1926: Spiralling Costs and a Controversial Reopening
Written by James Westfield, University of Exeter
Work on the remodelling of the Hall commenced in June 1925 after the tender was given to ‘Messrs. Colenso, Ltd., of Cambourne, of £8,737’, considerably above the £5,000 initially estimated in 1922. Subsequent to this, Truro City Council applied for a loan of an additional £4,000, thus allowing £10,000 for the project overall. The City Hall (as it was then renamed to) reopened with a ball in October 1926, although it was widely criticised at the time for ending at midnight, as the council would not permit longer opening hours for the new Hall.

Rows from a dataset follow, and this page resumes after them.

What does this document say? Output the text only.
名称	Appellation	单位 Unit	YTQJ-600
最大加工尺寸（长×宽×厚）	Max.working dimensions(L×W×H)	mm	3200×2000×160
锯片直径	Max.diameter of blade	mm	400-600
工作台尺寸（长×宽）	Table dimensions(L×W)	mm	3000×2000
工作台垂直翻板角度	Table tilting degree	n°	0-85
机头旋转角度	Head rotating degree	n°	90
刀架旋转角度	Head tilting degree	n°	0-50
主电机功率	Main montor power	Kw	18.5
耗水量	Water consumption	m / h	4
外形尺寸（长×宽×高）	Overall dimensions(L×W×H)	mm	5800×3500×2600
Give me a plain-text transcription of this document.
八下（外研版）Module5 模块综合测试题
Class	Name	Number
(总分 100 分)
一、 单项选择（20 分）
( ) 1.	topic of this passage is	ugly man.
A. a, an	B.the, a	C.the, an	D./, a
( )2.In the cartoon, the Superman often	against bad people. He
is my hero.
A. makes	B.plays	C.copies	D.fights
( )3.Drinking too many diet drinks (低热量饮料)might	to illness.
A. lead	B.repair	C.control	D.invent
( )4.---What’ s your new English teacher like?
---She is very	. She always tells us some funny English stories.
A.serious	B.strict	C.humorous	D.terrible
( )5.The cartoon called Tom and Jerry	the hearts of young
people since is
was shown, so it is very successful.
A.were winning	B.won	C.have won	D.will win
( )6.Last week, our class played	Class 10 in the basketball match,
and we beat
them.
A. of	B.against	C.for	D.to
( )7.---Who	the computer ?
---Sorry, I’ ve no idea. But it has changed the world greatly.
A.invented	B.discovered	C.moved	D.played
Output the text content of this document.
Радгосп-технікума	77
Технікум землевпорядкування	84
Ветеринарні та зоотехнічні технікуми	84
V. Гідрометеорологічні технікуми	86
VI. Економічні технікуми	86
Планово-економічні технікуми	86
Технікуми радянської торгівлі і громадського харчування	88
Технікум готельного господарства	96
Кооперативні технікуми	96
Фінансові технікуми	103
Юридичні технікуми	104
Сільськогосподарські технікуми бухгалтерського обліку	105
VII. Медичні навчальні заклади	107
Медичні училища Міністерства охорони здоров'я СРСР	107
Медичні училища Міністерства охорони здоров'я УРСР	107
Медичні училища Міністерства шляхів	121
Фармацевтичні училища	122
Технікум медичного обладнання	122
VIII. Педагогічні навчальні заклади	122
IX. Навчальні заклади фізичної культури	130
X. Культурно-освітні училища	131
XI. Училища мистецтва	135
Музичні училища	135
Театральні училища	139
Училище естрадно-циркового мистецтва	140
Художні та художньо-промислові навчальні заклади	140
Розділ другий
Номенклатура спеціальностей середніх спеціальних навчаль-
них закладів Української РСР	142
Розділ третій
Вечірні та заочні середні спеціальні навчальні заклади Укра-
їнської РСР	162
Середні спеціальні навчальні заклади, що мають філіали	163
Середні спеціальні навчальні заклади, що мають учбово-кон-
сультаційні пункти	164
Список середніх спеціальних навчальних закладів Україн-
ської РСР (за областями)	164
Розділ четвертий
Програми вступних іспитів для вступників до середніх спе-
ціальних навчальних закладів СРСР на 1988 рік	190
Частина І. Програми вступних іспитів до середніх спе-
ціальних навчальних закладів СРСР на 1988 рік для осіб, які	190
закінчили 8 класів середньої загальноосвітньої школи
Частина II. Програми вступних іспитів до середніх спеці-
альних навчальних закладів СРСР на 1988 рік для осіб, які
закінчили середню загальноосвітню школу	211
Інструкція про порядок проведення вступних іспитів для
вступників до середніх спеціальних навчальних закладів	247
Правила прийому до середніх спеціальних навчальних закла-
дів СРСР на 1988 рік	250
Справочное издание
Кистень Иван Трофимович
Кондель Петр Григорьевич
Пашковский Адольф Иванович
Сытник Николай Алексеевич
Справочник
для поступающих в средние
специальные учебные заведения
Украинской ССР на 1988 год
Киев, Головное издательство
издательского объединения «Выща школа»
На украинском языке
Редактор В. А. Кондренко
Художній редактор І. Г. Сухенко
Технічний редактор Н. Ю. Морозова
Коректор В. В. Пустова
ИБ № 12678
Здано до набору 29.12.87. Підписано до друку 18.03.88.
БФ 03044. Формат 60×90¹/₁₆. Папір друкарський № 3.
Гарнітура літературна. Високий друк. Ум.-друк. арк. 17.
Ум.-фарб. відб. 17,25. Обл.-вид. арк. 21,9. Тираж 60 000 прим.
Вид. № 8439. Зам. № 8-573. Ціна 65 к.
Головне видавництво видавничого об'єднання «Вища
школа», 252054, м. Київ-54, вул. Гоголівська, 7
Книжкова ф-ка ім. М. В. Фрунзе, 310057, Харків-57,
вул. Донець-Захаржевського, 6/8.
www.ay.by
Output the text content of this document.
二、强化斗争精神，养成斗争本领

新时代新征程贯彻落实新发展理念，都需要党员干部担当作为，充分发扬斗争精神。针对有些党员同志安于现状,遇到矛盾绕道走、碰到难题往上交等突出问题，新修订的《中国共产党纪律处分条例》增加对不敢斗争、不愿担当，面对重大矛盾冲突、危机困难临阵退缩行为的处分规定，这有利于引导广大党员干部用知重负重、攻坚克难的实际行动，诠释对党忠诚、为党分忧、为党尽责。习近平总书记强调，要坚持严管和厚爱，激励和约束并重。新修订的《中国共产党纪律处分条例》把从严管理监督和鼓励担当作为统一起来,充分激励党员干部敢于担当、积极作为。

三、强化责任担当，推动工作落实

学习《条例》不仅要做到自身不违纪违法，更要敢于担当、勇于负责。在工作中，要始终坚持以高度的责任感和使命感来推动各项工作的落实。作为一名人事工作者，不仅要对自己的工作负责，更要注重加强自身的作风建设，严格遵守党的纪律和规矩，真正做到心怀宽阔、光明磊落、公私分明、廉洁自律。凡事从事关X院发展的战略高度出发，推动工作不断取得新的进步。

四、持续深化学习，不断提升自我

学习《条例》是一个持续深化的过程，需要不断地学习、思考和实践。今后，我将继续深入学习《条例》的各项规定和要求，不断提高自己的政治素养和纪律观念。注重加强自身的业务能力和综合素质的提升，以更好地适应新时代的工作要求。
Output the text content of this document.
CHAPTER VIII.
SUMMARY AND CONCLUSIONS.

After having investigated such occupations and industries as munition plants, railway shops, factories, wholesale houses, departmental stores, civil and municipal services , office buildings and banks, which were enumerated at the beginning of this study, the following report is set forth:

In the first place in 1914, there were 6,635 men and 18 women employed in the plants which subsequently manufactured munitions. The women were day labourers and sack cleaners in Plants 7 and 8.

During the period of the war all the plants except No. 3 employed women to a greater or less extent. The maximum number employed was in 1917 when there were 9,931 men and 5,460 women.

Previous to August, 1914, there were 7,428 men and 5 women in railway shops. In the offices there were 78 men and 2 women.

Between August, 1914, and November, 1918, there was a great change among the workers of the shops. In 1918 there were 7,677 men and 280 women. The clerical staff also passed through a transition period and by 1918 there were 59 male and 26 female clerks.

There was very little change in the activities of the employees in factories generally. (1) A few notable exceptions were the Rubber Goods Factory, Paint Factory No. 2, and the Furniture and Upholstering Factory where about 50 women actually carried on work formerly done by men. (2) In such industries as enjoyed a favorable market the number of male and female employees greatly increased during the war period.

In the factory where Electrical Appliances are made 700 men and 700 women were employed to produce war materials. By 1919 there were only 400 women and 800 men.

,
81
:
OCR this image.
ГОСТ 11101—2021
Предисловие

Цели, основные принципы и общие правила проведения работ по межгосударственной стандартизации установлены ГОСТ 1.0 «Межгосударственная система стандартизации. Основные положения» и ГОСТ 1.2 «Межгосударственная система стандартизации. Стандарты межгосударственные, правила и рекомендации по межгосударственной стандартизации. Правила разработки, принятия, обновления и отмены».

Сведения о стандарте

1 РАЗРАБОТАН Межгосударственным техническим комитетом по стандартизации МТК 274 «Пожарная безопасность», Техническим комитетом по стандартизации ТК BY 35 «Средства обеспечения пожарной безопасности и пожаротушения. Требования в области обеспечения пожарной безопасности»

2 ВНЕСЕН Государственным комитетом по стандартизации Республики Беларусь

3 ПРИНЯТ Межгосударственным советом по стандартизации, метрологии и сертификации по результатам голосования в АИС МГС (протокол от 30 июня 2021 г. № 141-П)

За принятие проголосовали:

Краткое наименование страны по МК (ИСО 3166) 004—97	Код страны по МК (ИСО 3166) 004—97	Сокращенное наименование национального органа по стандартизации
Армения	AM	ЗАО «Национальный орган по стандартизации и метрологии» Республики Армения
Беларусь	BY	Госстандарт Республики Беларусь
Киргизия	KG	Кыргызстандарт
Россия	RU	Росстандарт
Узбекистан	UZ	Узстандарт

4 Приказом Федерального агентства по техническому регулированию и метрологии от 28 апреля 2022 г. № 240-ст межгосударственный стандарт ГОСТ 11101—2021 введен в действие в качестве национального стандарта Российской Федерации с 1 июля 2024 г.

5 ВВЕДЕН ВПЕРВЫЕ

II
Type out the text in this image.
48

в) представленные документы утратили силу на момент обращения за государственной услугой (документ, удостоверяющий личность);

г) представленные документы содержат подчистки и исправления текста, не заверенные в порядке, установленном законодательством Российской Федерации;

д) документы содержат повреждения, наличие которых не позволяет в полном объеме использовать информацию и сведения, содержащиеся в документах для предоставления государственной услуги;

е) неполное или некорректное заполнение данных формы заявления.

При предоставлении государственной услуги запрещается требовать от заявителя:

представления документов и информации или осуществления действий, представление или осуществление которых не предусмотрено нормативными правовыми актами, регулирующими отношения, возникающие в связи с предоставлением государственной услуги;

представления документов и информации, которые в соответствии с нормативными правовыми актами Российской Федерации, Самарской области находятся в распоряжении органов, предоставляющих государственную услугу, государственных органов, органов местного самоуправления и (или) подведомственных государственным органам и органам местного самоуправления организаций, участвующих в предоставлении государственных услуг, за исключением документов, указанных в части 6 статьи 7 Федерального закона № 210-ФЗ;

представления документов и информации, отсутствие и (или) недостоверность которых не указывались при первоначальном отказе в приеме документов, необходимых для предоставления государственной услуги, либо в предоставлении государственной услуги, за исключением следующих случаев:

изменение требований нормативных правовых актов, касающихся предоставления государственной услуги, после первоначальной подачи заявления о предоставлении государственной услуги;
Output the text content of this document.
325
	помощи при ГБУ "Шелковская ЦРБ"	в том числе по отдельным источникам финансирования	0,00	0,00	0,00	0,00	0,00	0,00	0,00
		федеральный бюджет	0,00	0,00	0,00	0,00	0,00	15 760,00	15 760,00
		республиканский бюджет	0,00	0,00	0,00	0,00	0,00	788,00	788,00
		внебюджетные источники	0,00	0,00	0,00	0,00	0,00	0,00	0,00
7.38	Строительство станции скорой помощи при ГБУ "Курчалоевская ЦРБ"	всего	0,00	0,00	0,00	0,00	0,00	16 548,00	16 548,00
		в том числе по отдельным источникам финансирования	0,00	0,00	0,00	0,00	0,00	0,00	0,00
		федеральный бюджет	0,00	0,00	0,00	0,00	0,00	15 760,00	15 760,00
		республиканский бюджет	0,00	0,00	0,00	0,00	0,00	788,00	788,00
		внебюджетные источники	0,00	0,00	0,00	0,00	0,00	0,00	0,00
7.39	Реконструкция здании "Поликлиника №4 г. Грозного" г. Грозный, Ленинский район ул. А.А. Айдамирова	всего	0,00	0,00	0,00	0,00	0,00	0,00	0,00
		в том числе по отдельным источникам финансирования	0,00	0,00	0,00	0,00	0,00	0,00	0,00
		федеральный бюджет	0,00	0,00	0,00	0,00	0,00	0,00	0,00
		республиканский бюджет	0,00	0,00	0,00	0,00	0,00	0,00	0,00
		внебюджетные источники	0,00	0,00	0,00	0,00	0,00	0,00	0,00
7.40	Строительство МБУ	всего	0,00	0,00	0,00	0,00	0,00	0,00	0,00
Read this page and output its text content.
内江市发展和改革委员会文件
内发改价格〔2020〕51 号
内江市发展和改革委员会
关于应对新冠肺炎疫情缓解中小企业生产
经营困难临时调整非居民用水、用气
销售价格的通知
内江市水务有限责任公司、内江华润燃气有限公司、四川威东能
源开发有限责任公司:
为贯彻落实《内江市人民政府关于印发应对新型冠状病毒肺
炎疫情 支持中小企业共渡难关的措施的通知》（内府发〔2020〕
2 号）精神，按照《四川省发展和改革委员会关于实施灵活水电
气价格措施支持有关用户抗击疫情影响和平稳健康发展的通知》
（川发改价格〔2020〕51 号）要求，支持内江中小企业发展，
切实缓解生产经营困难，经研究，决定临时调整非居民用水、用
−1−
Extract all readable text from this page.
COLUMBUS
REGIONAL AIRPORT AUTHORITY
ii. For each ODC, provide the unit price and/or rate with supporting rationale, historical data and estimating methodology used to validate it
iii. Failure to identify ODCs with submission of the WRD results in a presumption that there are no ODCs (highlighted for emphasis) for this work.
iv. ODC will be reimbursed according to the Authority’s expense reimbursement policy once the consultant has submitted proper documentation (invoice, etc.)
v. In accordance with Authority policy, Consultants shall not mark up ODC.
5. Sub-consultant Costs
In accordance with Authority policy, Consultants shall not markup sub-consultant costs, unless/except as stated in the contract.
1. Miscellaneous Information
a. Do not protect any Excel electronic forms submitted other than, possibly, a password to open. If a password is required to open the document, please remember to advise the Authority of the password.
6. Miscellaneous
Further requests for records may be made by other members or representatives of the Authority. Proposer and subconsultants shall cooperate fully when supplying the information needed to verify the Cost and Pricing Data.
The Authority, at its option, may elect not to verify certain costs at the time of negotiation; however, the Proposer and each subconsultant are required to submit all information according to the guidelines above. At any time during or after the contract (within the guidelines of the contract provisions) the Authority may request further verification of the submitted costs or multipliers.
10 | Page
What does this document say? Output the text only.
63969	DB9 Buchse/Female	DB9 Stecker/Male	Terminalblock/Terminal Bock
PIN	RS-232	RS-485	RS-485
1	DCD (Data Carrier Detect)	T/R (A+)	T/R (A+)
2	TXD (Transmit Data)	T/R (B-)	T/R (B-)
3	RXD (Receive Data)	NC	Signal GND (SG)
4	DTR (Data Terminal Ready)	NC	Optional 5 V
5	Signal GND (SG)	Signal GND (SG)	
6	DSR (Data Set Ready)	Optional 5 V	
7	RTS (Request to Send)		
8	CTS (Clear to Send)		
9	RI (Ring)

The actual end cost announced to the council meeting on 14th April 1926 was £12,000, which caused an outcry from the public (represented in this poem from the West Briton newspaper in May 1923 just from the initial costing of £5,000 for the hall, let alone the £12,000 final cost!) and there were also complaints that renting costs for the hall were too high at £33 10s per week and also that no arrangements had yet been made for films or performances. Eventually, in June 1926, the council agreed to temporarily let the hall for use as a cinema in order to pay back ‘at least the interest’ on the loan, only to then cancel these plans in August 1926 as the councillors couldn’t come to an agreement over the letting costs!
The first ball, to celebrate the reopening of City Hall was held in October 1926, although not without controversy. The Police Super-Intendent Osbourne called it ‘an absolute disgrace’ that it ended at midnight and that the council would not extend the licence of the Hall until 2 am. There were also complaints in early 1927 that it seemed impossible to book the hall, although the council down-played this by announcing that the Woman’s Institute had successfully booked it and that they did not understand what the public were complaining about.
And so, the City Hall and it’s first theatre were created, and this paved the way for the modern theatre we know today as the Hall for Cornwall. It also helped Truro enter a new, post-industrial era and prepared it for the societal changes that would occur in the latter-half of the twentieth-century. Furthermore, it cemented the Hall’s place as a significant monument for the Truronian population, that would lead to them campaigning to save it from destructions in the 1990s.